Reklama

Biesiada na Korabce

Bądź na bieżąco!

Zapisz się do newslettera

"Nasza zabawa fantowa moc radości w sobie chowa!" - to tylko jedno z haseł towarzyszących Biesiadzie na Korabce. Biesiada odbyła się w niedzielę 1 lipca przy kościele parafii pw. Matki Bożej Nieustającej Pomocy w Łowiczu, popularnie zwanym kościołem na Korabce. Jej głównymi organizatorami byli księża - proboszcz ks. Wiesław Frelek i ks. Tomasz Jackowski, wspomagani aktywnie przez grupę młodzieży zaangażowaną w Ruch Światło-Życie i inne zespoły parafialne.

Chrześcijanin uśmiechnięty

Biesiadzie na Korabce towarzyszyła zabawa fantowa, zorganizowana i prowadzona przez młodzież. Każdy z 1000 losów wygrywał, a całkowity dochód z zabawy przeznaczony zostanie na dofinansowanie wakacyjnych wyjazdów parafialnych grup młodzieżowych. Jak powiedział Niedzieli Łowickiej proboszcz, ks. Wiesław Frelek, głównym zamysłem towarzyszącym organizatorom Biesiady było właśnie wspomożenie dzieciaków zaangażowanych w życie parafii, by mogły wyjechać latem poza miasto, na wakacyjny wypoczynek. Najlepszym sposobem na zgromadzenie dodatkowych funduszy okazała się właśnie Biesiada, której oprócz zabawy fantowej towarzyszyło moc atrakcji.

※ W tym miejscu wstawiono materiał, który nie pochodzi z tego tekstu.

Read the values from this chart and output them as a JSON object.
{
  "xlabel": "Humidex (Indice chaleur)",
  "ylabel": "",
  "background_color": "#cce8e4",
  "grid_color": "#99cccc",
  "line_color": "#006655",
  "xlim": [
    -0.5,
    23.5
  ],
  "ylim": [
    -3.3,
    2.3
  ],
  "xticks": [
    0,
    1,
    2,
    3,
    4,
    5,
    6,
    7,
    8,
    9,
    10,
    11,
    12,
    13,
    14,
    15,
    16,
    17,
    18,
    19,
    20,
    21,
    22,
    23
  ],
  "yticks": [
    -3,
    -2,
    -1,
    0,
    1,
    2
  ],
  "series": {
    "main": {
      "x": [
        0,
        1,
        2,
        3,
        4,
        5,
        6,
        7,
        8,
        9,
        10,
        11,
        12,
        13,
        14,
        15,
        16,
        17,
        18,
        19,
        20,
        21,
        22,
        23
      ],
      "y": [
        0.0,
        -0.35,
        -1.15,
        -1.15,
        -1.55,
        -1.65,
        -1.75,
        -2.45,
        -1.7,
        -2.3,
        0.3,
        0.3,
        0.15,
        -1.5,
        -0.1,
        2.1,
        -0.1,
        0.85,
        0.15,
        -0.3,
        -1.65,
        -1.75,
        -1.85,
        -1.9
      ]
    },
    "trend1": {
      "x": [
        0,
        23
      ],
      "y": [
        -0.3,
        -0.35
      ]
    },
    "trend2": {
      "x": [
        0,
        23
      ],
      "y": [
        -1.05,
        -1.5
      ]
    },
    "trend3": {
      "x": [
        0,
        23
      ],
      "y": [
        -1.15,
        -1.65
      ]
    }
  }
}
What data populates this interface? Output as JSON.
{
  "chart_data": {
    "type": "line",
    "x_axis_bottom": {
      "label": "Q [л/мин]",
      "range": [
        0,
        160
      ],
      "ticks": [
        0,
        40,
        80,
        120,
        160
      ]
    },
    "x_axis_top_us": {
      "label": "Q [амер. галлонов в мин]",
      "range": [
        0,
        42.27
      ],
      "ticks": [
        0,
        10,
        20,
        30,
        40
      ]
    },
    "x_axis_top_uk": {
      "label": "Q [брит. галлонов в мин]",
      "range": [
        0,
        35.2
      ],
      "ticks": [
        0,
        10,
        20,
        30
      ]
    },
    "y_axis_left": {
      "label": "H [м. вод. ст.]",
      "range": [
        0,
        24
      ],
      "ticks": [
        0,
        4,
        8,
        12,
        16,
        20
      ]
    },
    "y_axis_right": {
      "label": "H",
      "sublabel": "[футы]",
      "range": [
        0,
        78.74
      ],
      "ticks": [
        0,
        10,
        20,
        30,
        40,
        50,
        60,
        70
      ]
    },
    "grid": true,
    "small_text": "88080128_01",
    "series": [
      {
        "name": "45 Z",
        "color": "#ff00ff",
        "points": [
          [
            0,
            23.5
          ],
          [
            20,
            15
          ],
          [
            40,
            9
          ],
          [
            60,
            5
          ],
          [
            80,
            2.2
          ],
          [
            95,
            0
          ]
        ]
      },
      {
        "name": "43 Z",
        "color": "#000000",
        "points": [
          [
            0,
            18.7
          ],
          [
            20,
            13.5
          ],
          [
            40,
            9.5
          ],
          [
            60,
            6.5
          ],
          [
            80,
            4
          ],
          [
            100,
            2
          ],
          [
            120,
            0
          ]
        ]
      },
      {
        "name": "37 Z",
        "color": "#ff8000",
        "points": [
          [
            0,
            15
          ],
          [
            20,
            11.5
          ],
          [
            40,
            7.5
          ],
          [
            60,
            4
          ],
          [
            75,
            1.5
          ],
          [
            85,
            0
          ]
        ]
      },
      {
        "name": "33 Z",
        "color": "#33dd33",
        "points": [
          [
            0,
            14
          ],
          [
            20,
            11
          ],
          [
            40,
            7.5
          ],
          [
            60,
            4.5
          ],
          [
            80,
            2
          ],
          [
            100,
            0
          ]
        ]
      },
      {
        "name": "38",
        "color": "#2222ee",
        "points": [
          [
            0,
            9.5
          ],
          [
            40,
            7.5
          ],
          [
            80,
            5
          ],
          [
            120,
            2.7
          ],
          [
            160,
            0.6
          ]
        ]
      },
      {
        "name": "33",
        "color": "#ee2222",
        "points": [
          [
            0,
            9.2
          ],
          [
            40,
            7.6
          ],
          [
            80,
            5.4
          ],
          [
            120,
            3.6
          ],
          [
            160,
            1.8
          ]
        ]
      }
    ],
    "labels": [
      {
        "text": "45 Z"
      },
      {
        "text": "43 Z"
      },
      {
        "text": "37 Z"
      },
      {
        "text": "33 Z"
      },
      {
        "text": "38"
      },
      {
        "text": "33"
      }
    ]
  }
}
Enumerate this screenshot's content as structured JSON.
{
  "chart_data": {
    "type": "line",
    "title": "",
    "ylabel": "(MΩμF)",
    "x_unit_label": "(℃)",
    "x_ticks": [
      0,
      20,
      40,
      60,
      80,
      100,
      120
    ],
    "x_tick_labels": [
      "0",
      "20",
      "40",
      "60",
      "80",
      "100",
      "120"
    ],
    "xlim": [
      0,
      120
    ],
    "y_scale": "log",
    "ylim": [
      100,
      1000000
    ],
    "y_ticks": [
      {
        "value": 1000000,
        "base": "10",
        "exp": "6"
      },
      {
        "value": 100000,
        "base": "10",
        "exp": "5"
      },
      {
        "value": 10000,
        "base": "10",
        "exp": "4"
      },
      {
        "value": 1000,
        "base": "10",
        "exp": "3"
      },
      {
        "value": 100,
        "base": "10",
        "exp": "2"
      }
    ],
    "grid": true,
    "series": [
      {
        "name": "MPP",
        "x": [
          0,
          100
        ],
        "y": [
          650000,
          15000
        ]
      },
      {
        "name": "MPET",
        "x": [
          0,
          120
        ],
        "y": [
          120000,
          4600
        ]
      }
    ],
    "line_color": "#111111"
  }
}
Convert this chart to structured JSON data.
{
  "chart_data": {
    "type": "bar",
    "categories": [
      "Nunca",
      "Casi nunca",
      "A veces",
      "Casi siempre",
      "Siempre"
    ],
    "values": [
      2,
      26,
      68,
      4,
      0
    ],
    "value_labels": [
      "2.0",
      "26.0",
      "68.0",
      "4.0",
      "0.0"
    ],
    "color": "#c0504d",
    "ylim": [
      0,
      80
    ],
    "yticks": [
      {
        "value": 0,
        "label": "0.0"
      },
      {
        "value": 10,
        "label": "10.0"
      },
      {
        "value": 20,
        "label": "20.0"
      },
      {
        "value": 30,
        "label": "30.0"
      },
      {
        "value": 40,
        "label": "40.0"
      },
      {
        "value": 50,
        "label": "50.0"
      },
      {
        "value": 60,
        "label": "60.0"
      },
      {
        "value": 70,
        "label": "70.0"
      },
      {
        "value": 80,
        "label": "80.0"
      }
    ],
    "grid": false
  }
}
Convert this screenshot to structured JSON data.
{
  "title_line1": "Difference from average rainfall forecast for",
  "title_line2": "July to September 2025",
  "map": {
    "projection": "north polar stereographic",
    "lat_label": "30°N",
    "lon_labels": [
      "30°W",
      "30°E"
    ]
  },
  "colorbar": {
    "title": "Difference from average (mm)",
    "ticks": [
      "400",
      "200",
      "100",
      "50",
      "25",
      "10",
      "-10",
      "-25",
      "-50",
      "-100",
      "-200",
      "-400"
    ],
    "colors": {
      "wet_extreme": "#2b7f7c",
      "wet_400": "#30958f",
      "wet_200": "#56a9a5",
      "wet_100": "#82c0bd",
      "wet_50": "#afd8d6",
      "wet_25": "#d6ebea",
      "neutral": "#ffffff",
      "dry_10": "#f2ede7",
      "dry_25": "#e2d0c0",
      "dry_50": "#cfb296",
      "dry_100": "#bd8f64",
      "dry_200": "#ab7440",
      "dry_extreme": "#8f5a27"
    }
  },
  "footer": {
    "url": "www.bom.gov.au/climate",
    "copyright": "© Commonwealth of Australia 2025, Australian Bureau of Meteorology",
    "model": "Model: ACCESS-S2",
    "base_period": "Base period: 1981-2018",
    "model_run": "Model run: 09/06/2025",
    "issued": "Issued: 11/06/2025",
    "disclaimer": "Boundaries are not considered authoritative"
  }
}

Zbieranie pieniędzy na wyjazd młodzieży oazowej do Słodyczek koło Zakopanego z ks. Frelkiem i na wyjazd młodzieży w góry z ks. Jackowskim to nie były jedyne cele przyświecające organizacji Biesiady. Jak mówią Ksiądz Proboszcz i jego współpracownik, ks. Tomasz, równie ważną ideą było "pokazanie ludziom, że można radośnie spędzać czas nie tylko przed telewizorem, że można wspólnie, całymi rodzinami, wyjść w niedzielę z domu i bawić się na świeżym powietrzu".

Dla wielu osób Biesiada na Korabce, zorganizowana i poprowadzona przez kapłanów, to również pierwsza w życiu okazja, żeby przekonać się, że "chrześcijanin to nie tylko ten, który stoi przed ołtarzem ze złożonym rękami, ale ten, kto potrafi się cieszyć życiem i bawić wszędzie, gdzie mu przyjdzie żyć i pracować". Ks. Frelek podkreśla, że "Eucharystia jest szczytem całej działalności Kościoła i jej źródłem, z którego wypływa cała jego moc. I wszystko, co czynimy, ma służyć zjednoczeniu się z Chrystusem Eucharystycznym, który wzywa ´Pójdź za mną!´. To zjednoczenie ma się dokonywać w ludzkich sercach i o to chodzi, nawet na naszej Biesiadzie: żeby człowiek zbliżył się do człowieka!".

Dlatego też centralnym punktem Biesiady na Korabce, która rozpoczęła się o godzinie 16.00, była wieczorna Msza św. Wcześniej ks. Frelek i ks. Jackowski poprowadzili pierwszą część zabawy, która nabrała charakteru festynu folklorystycznego. Utwory ludowe grane przez kapelę przeplatane były tzw. humorem księżowskim - czyli anegdotami i dowcipami z życia duszpasterzy parafii. Okazuje się, że życie samo stwarza najzabawniejsze sytuacje, które tak samo mogą śmieszyć wiernych, jak i kapłanów.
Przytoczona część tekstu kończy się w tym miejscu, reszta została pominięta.